As I studied the faces with a handheld lens—each surprisingly sharp for an image that old—odd thoughts began fluttering in my head, frail and ill-formed, like ghost moths circling a porch bulb. Eventually, disparate bytes collided, leading to a pair of irrefutable conclusions.

The subcellar victim was, in fact, Ruby Berle Dockeray.

The constellation of features barely discernible on her mummified and decomposing corpse—the low nasal bridge, prominent forehead, thin, silky hair, and extremely short stature—suggested a disorder known as Laron syndrome.

Laron syndrome is a condition that occurs when the body is unable to utilize growth hormone. Reduced muscle strength and endurance are additional symptoms frequently seen.

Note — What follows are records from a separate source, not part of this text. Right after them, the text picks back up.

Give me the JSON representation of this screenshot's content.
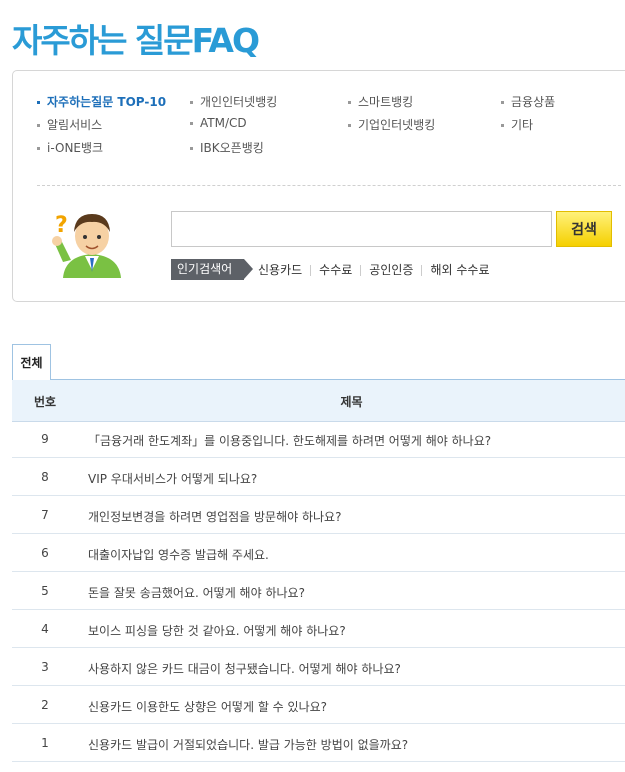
{
  "page_title": "자주하는 질문FAQ",
  "categories": [
    {
      "label": "자주하는질문 TOP-10",
      "active": true
    },
    {
      "label": "개인인터넷뱅킹"
    },
    {
      "label": "스마트뱅킹"
    },
    {
      "label": "금융상품"
    },
    {
      "label": "알림서비스"
    },
    {
      "label": "ATM/CD"
    },
    {
      "label": "기업인터넷뱅킹"
    },
    {
      "label": "기타"
    },
    {
      "label": "i-ONE뱅크"
    },
    {
      "label": "IBK오픈뱅킹"
    }
  ],
  "search": {
    "placeholder": "",
    "button_label": "검색"
  },
  "popular": {
    "label": "인기검색어",
    "keywords": [
      "신용카드",
      "수수료",
      "공인인증",
      "해외 수수료"
    ]
  },
  "tabs": [
    {
      "label": "전체"
    }
  ],
  "table": {
    "headers": {
      "number": "번호",
      "title": "제목"
    },
    "rows": [
      {
        "number": "9",
        "title": "「금융거래 한도계좌」를 이용중입니다. 한도해제를 하려면 어떻게 해야 하나요?"
      },
      {
        "number": "8",
        "title": "VIP 우대서비스가 어떻게 되나요?"
      },
      {
        "number": "7",
        "title": "개인정보변경을 하려면 영업점을 방문해야 하나요?"
      },
      {
        "number": "6",
        "title": "대출이자납입 영수증 발급해 주세요."
      },
      {
        "number": "5",
        "title": "돈을 잘못 송금했어요. 어떻게 해야 하나요?"
      },
      {
        "number": "4",
        "title": "보이스 피싱을 당한 것 같아요. 어떻게 해야 하나요?"
      },
      {
        "number": "3",
        "title": "사용하지 않은 카드 대금이 청구됐습니다. 어떻게 해야 하나요?"
      },
      {
        "number": "2",
        "title": "신용카드 이용한도 상향은 어떻게 할 수 있나요?"
      },
      {
        "number": "1",
        "title": "신용카드 발급이 거절되었습니다. 발급 가능한 방법이 없을까요?"
      }
    ]
  },
  "colors": {
    "accent": "#2a9bd6",
    "active_category": "#1d6fb9",
    "header_bg": "#eaf3fb",
    "search_button": "#f5d000"
  }
}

I’m not the overly emotional type. But I’d felt a tremendous sadness as an imagined scene surged up in my brain. A tiny woman, perhaps weak and vulnerable, succumbing to blows hard enough to fracture her skull and jaw.

As the archivist had predicted, Ivy struck out in her search for an MP report on Ruby Berle Dockeray. The young woman had simply vanished.

I took solace in knowing that, more than eight decades after Ruby’s disappearance, I’d helped with the recovery and identification of her remains. Sadly, her sister was long dead. And Deery was unable to locate a single living relative with whom to share the news.